趙威看到王儲時,臉上的驚訝轉為急切又隨即又轉為平靜。王儲仔細的盯著趙威,試圖在他的臉上尋找蛛絲馬跡,怎麽也看不出趙威和那幾個女孩子的死到底有什麽聯係。


    如果不是杜統的言之鑿鑿,或者是說杜統那種莊重的神色蠱惑了王儲,他是絕對不會再來這裏的。但是此刻他已經坐到了這裏,於是他也隻能硬著頭皮去跟趙威聊天。


    他剛取下話筒,趙威就沉靜道:“看來你是找到馬姍姍了啊!”


    隔著玻璃,王儲看見了趙威的嘴型,得知他說話的內容後,他一時驚訝,竟遲遲沒有拿起話筒。


    王儲愣了一下然後機械地點頭,道:“是的,我們找到馬姍姍了。”說話時,王儲的腦子裏還想著要要怎麽和趙威談到那五個集體自殺的女孩的問題。


    隨即,王儲對趙威說:“等我們找到馬姍姍的時候,馬珊珊已經死了。”


    聞言,趙威的表情忽然變了,就像風雨欲來一樣,但是很快又陷入了一種詭異的沉靜中。他死死地攥著電話,輕聲道:“她真的死了嗎?”


    王儲點了點頭,心想我能跑到這兒來和開這玩笑嗎!於是他也是這麽說的,王儲說:“我跑到這兒來又不是和你開玩笑的,這是真的,我們已經找到了珊珊的屍體。”


    趙薇頭也不抬地說:“她是怎麽死的?”


    趙威的話讓王儲想到了那條逼仄、潮濕的地道,想起馬姍姍就那樣被胡亂地埋在了裏麵。紅顏成枯骨,王儲一想便覺得心中一梗。


    在趙威的視線下,王儲忍不住解釋道:“你知道她之前是玩直播的對吧?”趙威點了點頭,幹澀地迴答道:“我知道。”王儲接道:“她就是在直播裏被人給騙走了。不止是她,還有好幾個女孩,被人一起騙走了。
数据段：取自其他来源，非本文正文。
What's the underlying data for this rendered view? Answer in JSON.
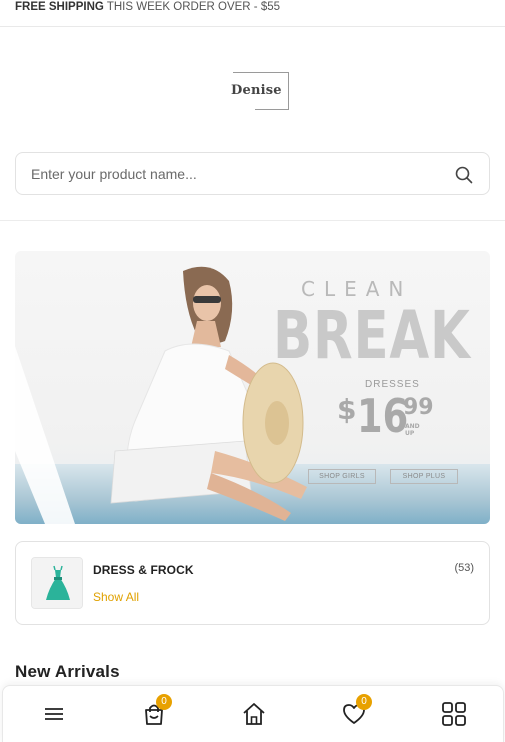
{
  "topbar": {
    "bold": "FREE SHIPPING",
    "text": "THIS WEEK ORDER OVER - $55"
  },
  "logo": {
    "text": "Denise"
  },
  "search": {
    "placeholder": "Enter your product name...",
    "icon": "search-icon"
  },
  "banner": {
    "headline_small": "CLEAN",
    "headline_big": "BREAK",
    "label": "DRESSES",
    "price_currency": "$",
    "price_main": "16",
    "price_cents": "99",
    "price_note": "AND UP",
    "button_girls": "SHOP GIRLS",
    "button_plus": "SHOP PLUS"
  },
  "category": {
    "name": "DRESS & FROCK",
    "count": "(53)",
    "link": "Show All"
  },
  "sections": {
    "new_arrivals": "New Arrivals"
  },
  "bottom_nav": {
    "menu_icon": "menu-icon",
    "cart_icon": "shopping-bag-icon",
    "cart_count": "0",
    "home_icon": "home-icon",
    "wishlist_icon": "heart-icon",
    "wishlist_count": "0",
    "grid_icon": "grid-icon"
  },
  "colors": {
    "accent": "#e8a100",
    "link": "#e0a100",
    "border": "#e2e2e2",
    "text": "#222222"
  }
}
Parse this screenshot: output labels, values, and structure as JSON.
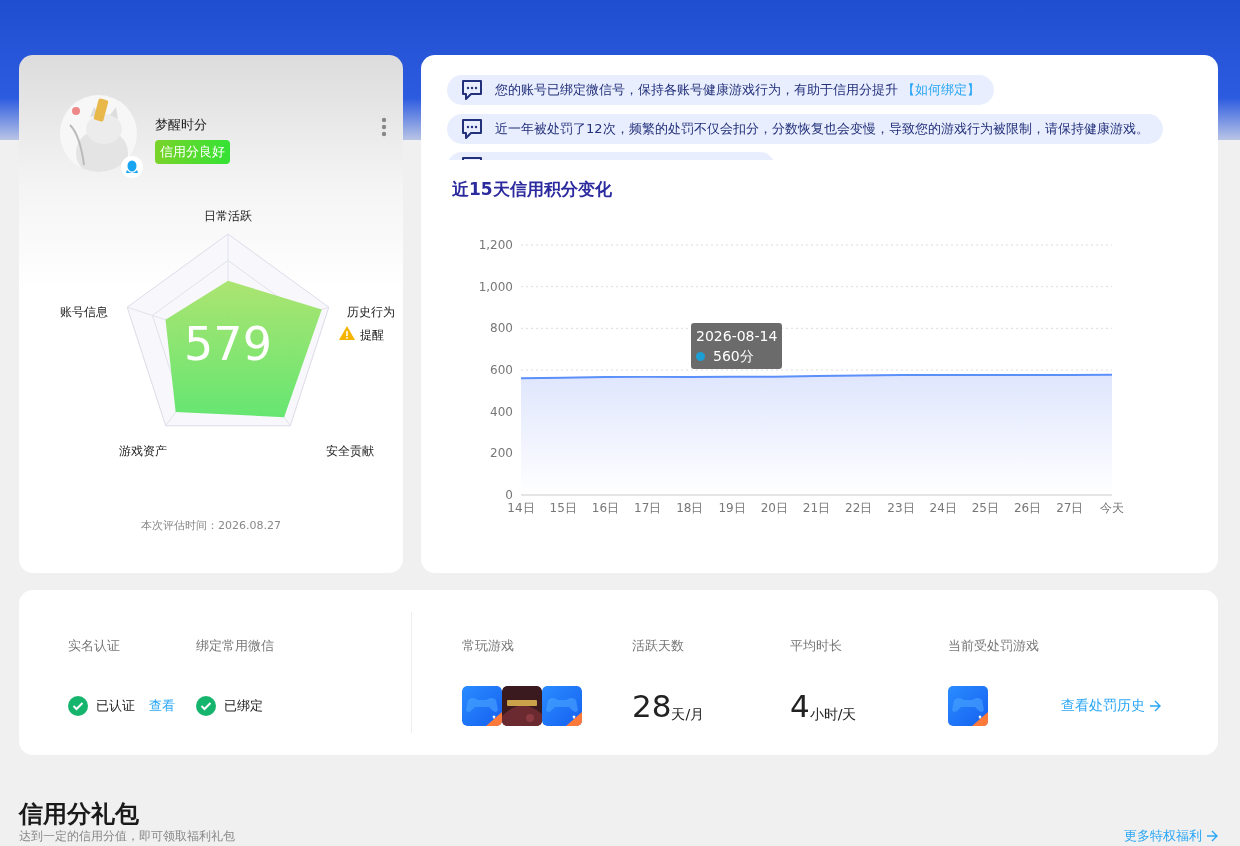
{
  "profile": {
    "name": "梦醒时分",
    "badge": "信用分良好",
    "score": "579",
    "radar": [
      {
        "label": "日常活跃"
      },
      {
        "label": "历史行为",
        "warning": "提醒"
      },
      {
        "label": "安全贡献"
      },
      {
        "label": "游戏资产"
      },
      {
        "label": "账号信息"
      }
    ],
    "eval_time": "本次评估时间：2026.08.27"
  },
  "notices": [
    {
      "text": "您的账号已绑定微信号，保持各账号健康游戏行为，有助于信用分提升 ",
      "link": "【如何绑定】"
    },
    {
      "text": "近一年被处罚了12次，频繁的处罚不仅会扣分，分数恢复也会变慢，导致您的游戏行为被限制，请保持健康游戏。"
    }
  ],
  "notice_cut_off": true,
  "trend": {
    "title": "近15天信用积分变化",
    "chart_data": {
      "type": "area",
      "categories": [
        "14日",
        "15日",
        "16日",
        "17日",
        "18日",
        "19日",
        "20日",
        "21日",
        "22日",
        "23日",
        "24日",
        "25日",
        "26日",
        "27日",
        "今天"
      ],
      "grid": true,
      "series": [
        {
          "color": "#5b8ff9",
          "values": [
            560,
            563,
            566,
            567,
            567,
            568,
            568,
            571,
            574,
            576,
            576,
            576,
            576,
            576,
            577
          ]
        }
      ],
      "ylim": [
        0,
        1200
      ],
      "yticks": [
        0,
        200,
        400,
        600,
        800,
        {
          "value": 1000,
          "label": "1,000"
        },
        {
          "value": 1200,
          "label": "1,200"
        }
      ]
    },
    "tooltip": {
      "date": "2026-08-14",
      "value": "560分"
    }
  },
  "stats": {
    "checks": [
      {
        "label": "实名认证",
        "status": "已认证",
        "link": "查看",
        "done": true
      },
      {
        "label": "绑定常用微信",
        "status": "已绑定",
        "done": true
      }
    ],
    "games_label": "常玩游戏",
    "games": [
      {
        "kind": "gamepad"
      },
      {
        "kind": "poster"
      },
      {
        "kind": "gamepad"
      }
    ],
    "metrics": [
      {
        "label": "活跃天数",
        "value": "28",
        "unit": "天/月"
      },
      {
        "label": "平均时长",
        "value": "4",
        "unit": "小时/天"
      }
    ],
    "punished_label": "当前受处罚游戏",
    "punished_games": [
      {
        "kind": "gamepad"
      }
    ],
    "history_link": "查看处罚历史"
  },
  "gifts": {
    "title": "信用分礼包",
    "subtitle": "达到一定的信用分值，即可领取福利礼包",
    "more_link": "更多特权福利"
  }
}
”


    趙威臉色沉靜,目光一眨不眨地看著坐在椅子上的王儲,王儲被他這麽一看,感覺頭皮發麻,他這才暈乎乎地迴過神兒來——這兩人再怎麽說都是處男女朋友的,如果因為得知馬姍姍的死訊,趙威再想不開去自殺,那可真的就是壞了菜了!那他自己也算是間接地儈子手了!


    王儲連忙道:“不過你也想開點,人各有命,其實有時候咱們覺得不能接受的事情,它都是命,你不能和老天爺抗爭吧!你隻能活著!我說你也老大不小的了,經過這個事兒以後,出來就好好的找一份正正經經的工作,畢竟以後還有老爹老媽要養活呢!就別再混日子了!”


    王儲的話就像重拳擊在棉花上,沒有一點點的迴音,趙威如同參禪一樣地沉默著,這樣過了好一會兒,隨著他沉默的時常的增減,王儲越發感覺火燒屁股。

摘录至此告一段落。